Photos Courtesy of the Clarksville-Johnson County Chamber of Commerce


According to a press release from NSRH, the project will be funded by opioid settlement dollars from the Arkansas Association of Counties and the Arkansas Municipal League. Those organizations formed ARORP to oversee the strategic disbursement of opioid settlement dollars at the city and county levels. 


ARORP Deputy Director Tenesha Barnes presented Wadley and Cruz with the check for $395,400, alongside ARORP Director Kirk Lane and Arkansas Municipal League Executive Director Mark Hayes. 


“We have gone through a tough but productive 5-year piece of litigation. This money is directly from that litigation,” Hayes said. “This is the only place in the country that is actually taking settlement monies and getting them out to the people who need them. This is a great day for this community, and it’s a great day for our state.” 


Also according to the release, the Clarksville project will be the first recovery housing to be funded by opioid settlement dollars. 


“This facility is hope – hope for the people who enter it, hope for the families that surround it and hope for this community and this state. We’re really proud to be a part of this project,” Lane added.


During a walkthrough of the buildings, Cruz described the program’s unique approach, which is centered on creating a welcoming, home-like environment where people will feel connected and supported on their recovery journey. In addition to the residential areas, Wadley added that NSRH hopes to use another building on the property for education and community outreach. 


In addition to the Association of Arkansas Counties and the Municipal League, members of the Clarksville-Johnson County Chamber of Commerce and house peers from the Safe Haven women’s program were in attendance to celebrate the new facility. The project also came with the overwhelming support of Johnson County Judge Herman Houston, Clarksville Mayor David Rieder and the Clarksville community.

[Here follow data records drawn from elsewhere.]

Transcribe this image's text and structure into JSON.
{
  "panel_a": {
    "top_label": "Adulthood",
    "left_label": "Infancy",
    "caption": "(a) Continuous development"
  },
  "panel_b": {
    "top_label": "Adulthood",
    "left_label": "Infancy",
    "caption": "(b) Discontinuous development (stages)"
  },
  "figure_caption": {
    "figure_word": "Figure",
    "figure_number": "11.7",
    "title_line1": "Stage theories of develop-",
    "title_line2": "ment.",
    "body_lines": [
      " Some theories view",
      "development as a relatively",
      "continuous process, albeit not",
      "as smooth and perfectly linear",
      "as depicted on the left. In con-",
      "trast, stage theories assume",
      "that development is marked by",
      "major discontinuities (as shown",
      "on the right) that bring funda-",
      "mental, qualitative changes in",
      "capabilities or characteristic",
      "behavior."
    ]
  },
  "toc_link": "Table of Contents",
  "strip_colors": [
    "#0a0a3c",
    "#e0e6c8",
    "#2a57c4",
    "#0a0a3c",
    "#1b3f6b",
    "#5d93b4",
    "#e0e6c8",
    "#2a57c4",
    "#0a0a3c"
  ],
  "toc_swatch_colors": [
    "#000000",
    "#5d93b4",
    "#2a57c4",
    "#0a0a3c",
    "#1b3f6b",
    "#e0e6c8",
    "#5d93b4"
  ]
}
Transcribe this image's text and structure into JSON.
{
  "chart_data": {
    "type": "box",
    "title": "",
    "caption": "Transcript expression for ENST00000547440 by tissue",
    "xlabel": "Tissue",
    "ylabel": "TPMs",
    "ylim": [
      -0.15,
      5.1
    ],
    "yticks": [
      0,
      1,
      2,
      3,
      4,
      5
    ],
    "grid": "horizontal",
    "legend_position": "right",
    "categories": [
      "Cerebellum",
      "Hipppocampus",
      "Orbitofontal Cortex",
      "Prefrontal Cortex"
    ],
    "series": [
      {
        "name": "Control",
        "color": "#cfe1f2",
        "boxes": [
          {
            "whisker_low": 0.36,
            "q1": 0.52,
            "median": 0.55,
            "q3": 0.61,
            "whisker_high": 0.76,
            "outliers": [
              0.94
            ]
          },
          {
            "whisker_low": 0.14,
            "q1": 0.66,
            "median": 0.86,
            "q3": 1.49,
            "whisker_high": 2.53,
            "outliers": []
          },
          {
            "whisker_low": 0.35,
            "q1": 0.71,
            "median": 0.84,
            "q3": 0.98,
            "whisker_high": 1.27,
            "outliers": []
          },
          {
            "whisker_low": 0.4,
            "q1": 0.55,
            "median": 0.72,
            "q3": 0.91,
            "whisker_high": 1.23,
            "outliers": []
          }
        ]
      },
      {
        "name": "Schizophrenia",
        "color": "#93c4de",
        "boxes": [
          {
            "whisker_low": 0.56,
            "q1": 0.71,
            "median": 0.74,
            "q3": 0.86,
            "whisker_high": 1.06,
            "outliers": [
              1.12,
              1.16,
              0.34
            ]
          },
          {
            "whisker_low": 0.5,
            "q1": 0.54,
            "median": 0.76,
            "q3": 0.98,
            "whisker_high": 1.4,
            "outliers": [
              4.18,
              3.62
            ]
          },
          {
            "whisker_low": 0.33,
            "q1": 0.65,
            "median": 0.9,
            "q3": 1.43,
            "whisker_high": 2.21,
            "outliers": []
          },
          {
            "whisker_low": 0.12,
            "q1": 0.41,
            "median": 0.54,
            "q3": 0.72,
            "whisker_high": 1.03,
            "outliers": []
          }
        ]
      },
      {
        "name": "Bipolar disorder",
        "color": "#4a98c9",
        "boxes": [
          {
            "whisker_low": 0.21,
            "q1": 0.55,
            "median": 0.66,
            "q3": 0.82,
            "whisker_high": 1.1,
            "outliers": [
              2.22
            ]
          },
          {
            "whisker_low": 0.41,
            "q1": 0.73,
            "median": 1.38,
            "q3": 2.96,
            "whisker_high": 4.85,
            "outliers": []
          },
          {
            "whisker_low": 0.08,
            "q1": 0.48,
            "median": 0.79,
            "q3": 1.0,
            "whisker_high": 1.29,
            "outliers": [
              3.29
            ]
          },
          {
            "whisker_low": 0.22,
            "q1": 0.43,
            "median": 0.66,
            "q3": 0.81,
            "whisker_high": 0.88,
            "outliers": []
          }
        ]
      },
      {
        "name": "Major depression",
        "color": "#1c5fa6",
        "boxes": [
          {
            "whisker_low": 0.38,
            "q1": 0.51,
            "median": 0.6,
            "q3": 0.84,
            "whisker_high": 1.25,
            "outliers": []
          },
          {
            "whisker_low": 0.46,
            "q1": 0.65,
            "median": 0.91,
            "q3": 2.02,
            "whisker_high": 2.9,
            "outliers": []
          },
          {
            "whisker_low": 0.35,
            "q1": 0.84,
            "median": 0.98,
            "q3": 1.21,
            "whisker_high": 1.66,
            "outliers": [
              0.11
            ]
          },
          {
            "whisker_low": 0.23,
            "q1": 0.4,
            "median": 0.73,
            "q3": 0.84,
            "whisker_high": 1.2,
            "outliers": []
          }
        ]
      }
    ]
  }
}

next step recovery clarksville

Photos Courtesy of the Clarksville-Johnson County Chamber of Commerce


About Next Step Recovery Housing:

Next Step was created by co-founders Chelsea and Jimmy McGill to be a unique and intentional approach to recovery. NSRH follows a Peer Recovery model, which allows people with direct, lived experience overcoming addiction to share their expertise and give back to others on that journey. NSRH was the first program in the state to have in-house peer specialists and operates through multiple funding sources that are provided primarily by community donations and federal grants.